Gençlik kitlelerine doğru ideolojik-siyasi çizgiyi gösterebilmek, farklı görüşleri karşılaştırma ve bunlar arasındaki ilişki ve farklılıkları görme olanağının tanınmasıyla mümkündür. Eğer çeşitli grupların etkilediği gençlik çevreleri eylem içinde bir araya gelerek diğer grupları tanıma olanağı bulamazlarsa, başka yollardan bunu nasıl başaracaklardır? Bir grubun etkilediği çevre öteki grubun siyasal tutumunun gerçek içeriğini eylemin dışında nasıl kavrayabilir?
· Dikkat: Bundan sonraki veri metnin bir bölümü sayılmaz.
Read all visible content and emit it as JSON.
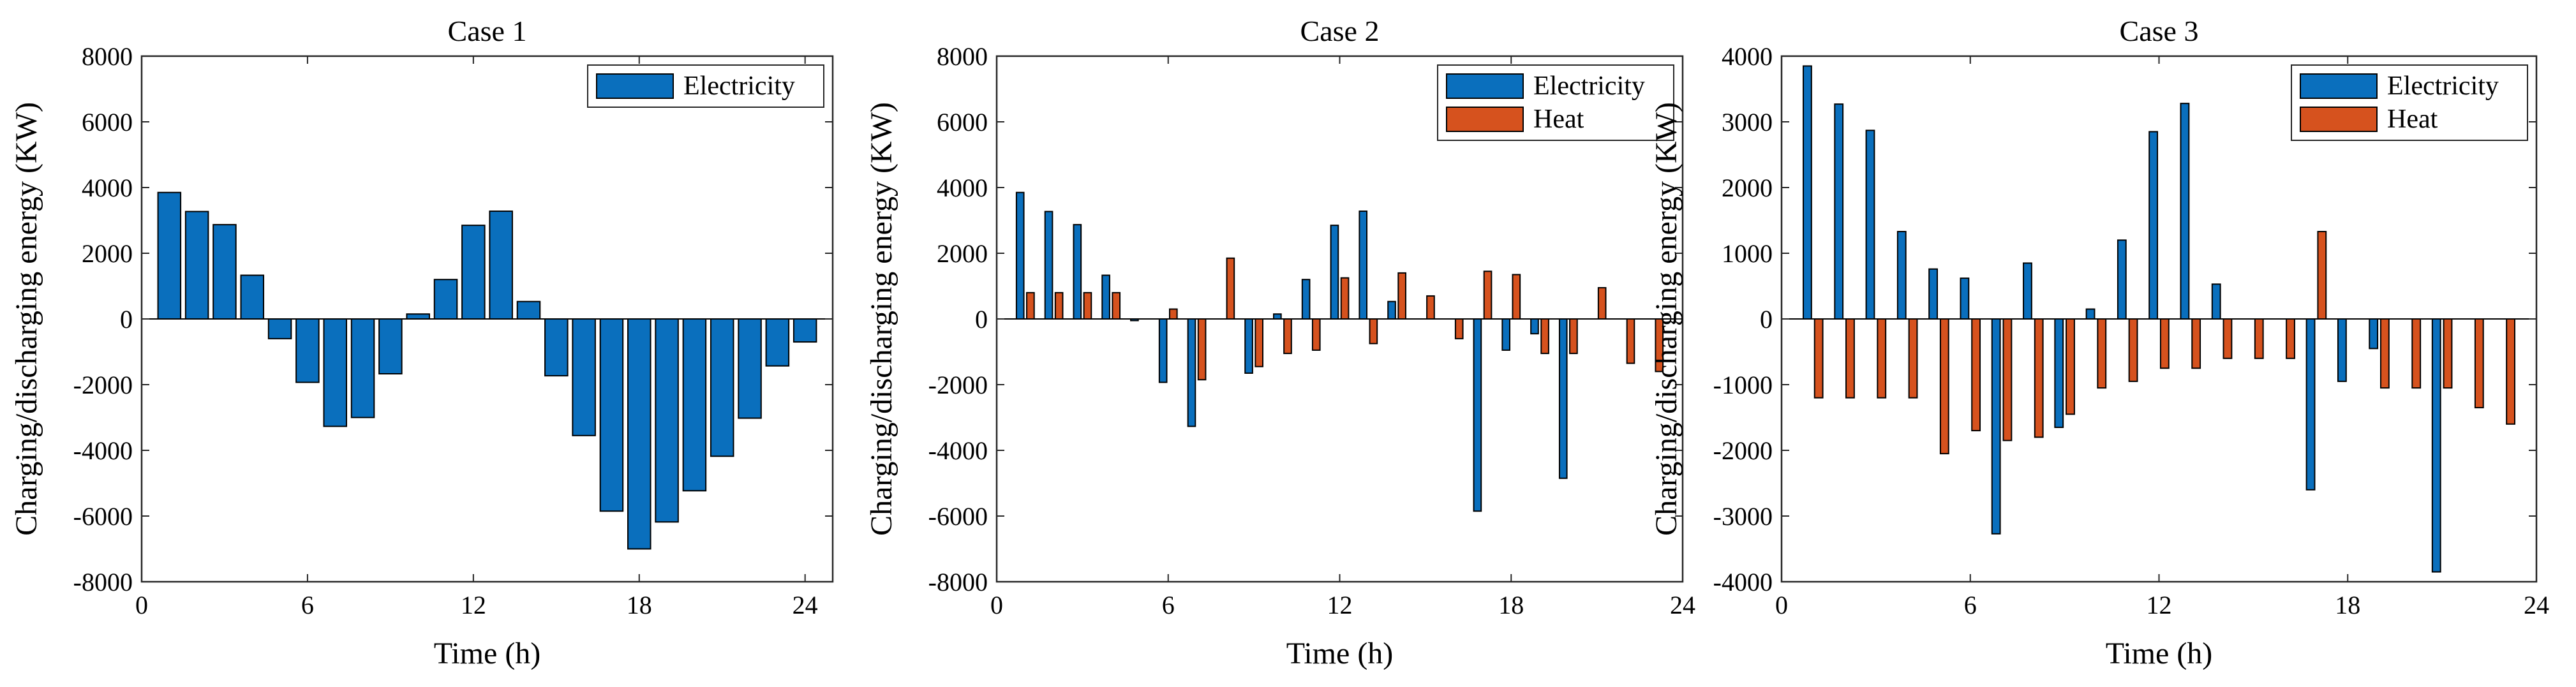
{
  "figure": {
    "colors": {
      "electricity": "#0a6fbd",
      "heat": "#d6521e",
      "axis": "#000000",
      "background": "#ffffff"
    }
  },
  "chart_data": [
    {
      "type": "bar",
      "title": "Case 1",
      "xlabel": "Time (h)",
      "ylabel": "Charging/discharging energy (KW)",
      "xlim": [
        0,
        25
      ],
      "ylim": [
        -8000,
        8000
      ],
      "xticks": [
        0,
        6,
        12,
        18,
        24
      ],
      "yticks": [
        -8000,
        -6000,
        -4000,
        -2000,
        0,
        2000,
        4000,
        6000,
        8000
      ],
      "x": [
        1,
        2,
        3,
        4,
        5,
        6,
        7,
        8,
        9,
        10,
        11,
        12,
        13,
        14,
        15,
        16,
        17,
        18,
        19,
        20,
        21,
        22,
        23,
        24
      ],
      "legend_position": "top-right",
      "series": [
        {
          "name": "Electricity",
          "color": "#0a6fbd",
          "values": [
            3850,
            3270,
            2870,
            1330,
            -600,
            -1930,
            -3270,
            -3000,
            -1670,
            150,
            1200,
            2850,
            3280,
            530,
            -1730,
            -3550,
            -5850,
            -7000,
            -6180,
            -5230,
            -4180,
            -3020,
            -1430,
            -700
          ]
        }
      ]
    },
    {
      "type": "bar",
      "title": "Case 2",
      "xlabel": "Time (h)",
      "ylabel": "Charging/discharging energy (KW)",
      "xlim": [
        0,
        24
      ],
      "ylim": [
        -8000,
        8000
      ],
      "xticks": [
        0,
        6,
        12,
        18,
        24
      ],
      "yticks": [
        -8000,
        -6000,
        -4000,
        -2000,
        0,
        2000,
        4000,
        6000,
        8000
      ],
      "x": [
        1,
        2,
        3,
        4,
        5,
        6,
        7,
        8,
        9,
        10,
        11,
        12,
        13,
        14,
        15,
        16,
        17,
        18,
        19,
        20,
        21,
        22,
        23
      ],
      "legend_position": "top-right",
      "series": [
        {
          "name": "Electricity",
          "color": "#0a6fbd",
          "values": [
            3850,
            3270,
            2870,
            1330,
            -50,
            -1930,
            -3270,
            0,
            -1650,
            150,
            1200,
            2850,
            3280,
            530,
            0,
            0,
            -5850,
            -950,
            -450,
            -4850,
            0,
            0,
            0
          ]
        },
        {
          "name": "Heat",
          "color": "#d6521e",
          "values": [
            800,
            800,
            800,
            800,
            0,
            300,
            -1850,
            1850,
            -1450,
            -1050,
            -950,
            1250,
            -750,
            1400,
            700,
            -600,
            1450,
            1350,
            -1050,
            -1050,
            950,
            -1350,
            -1600
          ]
        }
      ]
    },
    {
      "type": "bar",
      "title": "Case 3",
      "xlabel": "Time (h)",
      "ylabel": "Charging/discharging energy (KW)",
      "xlim": [
        0,
        24
      ],
      "ylim": [
        -4000,
        4000
      ],
      "xticks": [
        0,
        6,
        12,
        18,
        24
      ],
      "yticks": [
        -4000,
        -3000,
        -2000,
        -1000,
        0,
        1000,
        2000,
        3000,
        4000
      ],
      "x": [
        1,
        2,
        3,
        4,
        5,
        6,
        7,
        8,
        9,
        10,
        11,
        12,
        13,
        14,
        15,
        16,
        17,
        18,
        19,
        20,
        21,
        22,
        23
      ],
      "legend_position": "top-right",
      "series": [
        {
          "name": "Electricity",
          "color": "#0a6fbd",
          "values": [
            3850,
            3270,
            2870,
            1330,
            760,
            620,
            -3270,
            850,
            -1650,
            150,
            1200,
            2850,
            3280,
            530,
            0,
            0,
            -2600,
            -950,
            -450,
            0,
            -3850,
            0,
            0
          ]
        },
        {
          "name": "Heat",
          "color": "#d6521e",
          "values": [
            -1200,
            -1200,
            -1200,
            -1200,
            -2050,
            -1700,
            -1850,
            -1800,
            -1450,
            -1050,
            -950,
            -750,
            -750,
            -600,
            -600,
            -600,
            1330,
            0,
            -1050,
            -1050,
            -1050,
            -1350,
            -1600
          ]
        }
      ]
    }
  ]
}
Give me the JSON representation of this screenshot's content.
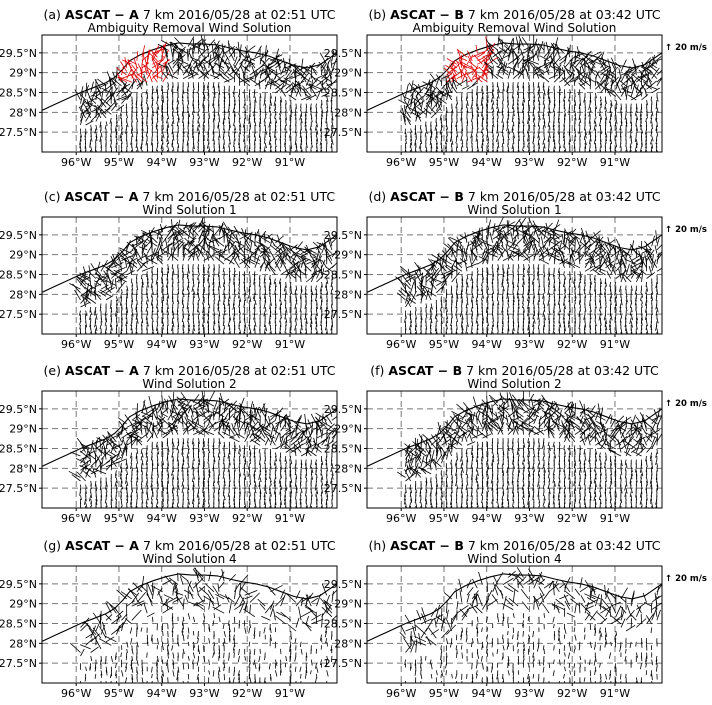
{
  "figure": {
    "scale_label": "↑ 20 m/s",
    "scale_speed_ms": 20
  },
  "panels": [
    {
      "id": "a",
      "prefix": "(a) ",
      "sat": "ASCAT − A",
      "suffix": " 7 km 2016/05/28 at 02:51 UTC",
      "subtitle": "Ambiguity Removal Wind Solution",
      "scale": true
    },
    {
      "id": "b",
      "prefix": "(b) ",
      "sat": "ASCAT − B",
      "suffix": " 7 km 2016/05/28 at 03:42 UTC",
      "subtitle": "Ambiguity Removal Wind Solution",
      "scale": false
    },
    {
      "id": "c",
      "prefix": "(c) ",
      "sat": "ASCAT − A",
      "suffix": " 7 km 2016/05/28 at 02:51 UTC",
      "subtitle": "Wind Solution 1",
      "scale": true
    },
    {
      "id": "d",
      "prefix": "(d) ",
      "sat": "ASCAT − B",
      "suffix": " 7 km 2016/05/28 at 03:42 UTC",
      "subtitle": "Wind Solution 1",
      "scale": false
    },
    {
      "id": "e",
      "prefix": "(e) ",
      "sat": "ASCAT − A",
      "suffix": " 7 km 2016/05/28 at 02:51 UTC",
      "subtitle": "Wind Solution 2",
      "scale": true
    },
    {
      "id": "f",
      "prefix": "(f) ",
      "sat": "ASCAT − B",
      "suffix": " 7 km 2016/05/28 at 03:42 UTC",
      "subtitle": "Wind Solution 2",
      "scale": false
    },
    {
      "id": "g",
      "prefix": "(g) ",
      "sat": "ASCAT − A",
      "suffix": " 7 km 2016/05/28 at 02:51 UTC",
      "subtitle": "Wind Solution 4",
      "scale": true
    },
    {
      "id": "h",
      "prefix": "(h) ",
      "sat": "ASCAT − B",
      "suffix": " 7 km 2016/05/28 at 03:42 UTC",
      "subtitle": "Wind Solution 4",
      "scale": false
    }
  ],
  "chart_data": {
    "type": "scatter",
    "x_ticks": [
      -96,
      -95,
      -94,
      -93,
      -92,
      -91
    ],
    "x_tick_labels": [
      "96°W",
      "95°W",
      "94°W",
      "93°W",
      "92°W",
      "91°W"
    ],
    "y_ticks": [
      27.5,
      28,
      28.5,
      29,
      29.5
    ],
    "y_tick_labels": [
      "27.5°N",
      "28°N",
      "28.5°N",
      "29°N",
      "29.5°N"
    ],
    "xlim": [
      -96.8,
      -89.9
    ],
    "ylim": [
      27.0,
      29.95
    ],
    "grid": true,
    "highlight_color": "#e00000",
    "vector_color": "#000000",
    "coastline": [
      [
        -96.8,
        28.05
      ],
      [
        -96.5,
        28.2
      ],
      [
        -96.2,
        28.35
      ],
      [
        -95.9,
        28.5
      ],
      [
        -95.6,
        28.62
      ],
      [
        -95.3,
        28.75
      ],
      [
        -95.1,
        28.88
      ],
      [
        -94.9,
        29.1
      ],
      [
        -94.75,
        29.3
      ],
      [
        -94.5,
        29.45
      ],
      [
        -94.2,
        29.58
      ],
      [
        -93.9,
        29.68
      ],
      [
        -93.6,
        29.75
      ],
      [
        -93.3,
        29.72
      ],
      [
        -93.0,
        29.72
      ],
      [
        -92.7,
        29.7
      ],
      [
        -92.4,
        29.62
      ],
      [
        -92.1,
        29.55
      ],
      [
        -91.8,
        29.5
      ],
      [
        -91.5,
        29.42
      ],
      [
        -91.2,
        29.3
      ],
      [
        -90.9,
        29.18
      ],
      [
        -90.6,
        29.12
      ],
      [
        -90.3,
        29.2
      ],
      [
        -90.1,
        29.35
      ],
      [
        -89.9,
        29.5
      ]
    ]
  }
}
Bir grubun, taraftarlarına yalnızca kendi propagandasını götürmesiyle gerçek bir siya-si-ideolojik bilinçlenme sağlanabilir mi?
DEV-GENÇ örneği şunu iyi göstermiştir ki, görüşler farklı da olsa devrimci bir temelde birleşen gençlik kesimleri muazzam bir güç meydana getirmekte, geniş kitlelerin harekete geçirilmesinde belirleyici bir rol oynamaktadır. Böylesi eylem birliklerinin örgütlenmesi, faşizmin saldırılarının daha etkin bir biçimde püskürtülebilmesi bakımından aslında bugünden kendisini dayatmış bulunmaktadır. Devrim, kitlelerin bir anda ayaklandığı ve herkesin o gün geldiğinde birlik içinde mücadeleye atılacağı bir “kıyamet günü” olarak değerlendirilmemelidir. Devrimin şartları, diğer şeylerin yanında daha bugünden kitlelerin mücadele içinde eğitilmesi ve bilinçlendirilmesinden geçen bir hat üzerinde olgunlaşır. Kitleler içinde çok çeşitli düşünceler olabileceğine göre, önemli olan çok çeşitli düşünceleri devrimci bir temelde birleştirebilirle ustalığını ve becerisini gösterebilmektedir.
Fakat DEV-GENÇ geleneğini takip ettikleri iddiasında olan kimi eğilimler “bir zamanların” DEV-GENÇ’lisi gibi davranmaktan bir hayli uzak görünmektedirler. Bunlarda, kendi dışındaki eğilimleri hegemonyaları altına alma, başka eğilimlere kendi kurallarını dikte ettirme ve onlara, ancak, kendilerinin koyduğu kurallara uyarlarsa hayat hakkı tanımak gibi grupsal bencilliğin koşullandırdığı tavırlar egemendir.
Bu tavırlar doğal olarak kendi dışındaki gruplara zor kullanmayı içermektedir ki pratikte bunun örneklerine az rastlanmıyor. Niçin zor? Bu küçük burjuva, halka tepeden bakan, sekter, ben-merkezci tutumun başka siyasi gruplara kendini ikna yoluyla kabul ettirmesi mümkün değildir de ondan. Ancak her hangi bir kişilik belirtisinden yoksun, şekilsiz oluşumlar ya da gruplar boyunduruk altına girmeyi kabullenirler, başkalarının dayatmalarına kolayca boyun eğerler, özgüvenden yoksundurlar, itaat altına girmeye elverişli yapıdadırlar. Devrimci kişiliğe sahip oluşumlar ise her türden kaba kumandacı, tek taraflı iradenin ürünü tepeden inmeci tavırların karşısında dururlar. İşte kendini düşünce ve yaklaşımlarının içeriği ile kabul ettirmekten aciz, gerici tavırlarla malul bağnaz yapılanmaların halka ve halk güçlerine zor kullanmaktan başka çıkar yolları yoktur. Zor bunlar için biricik silahtır ve ona taparlar. Zaten güçlerini ve enerjilerini halka ve devrimcilere karşı zor kullanmakla tüketenlerin devrim için harcayacakları fazla bir şeyleri de kalmaz.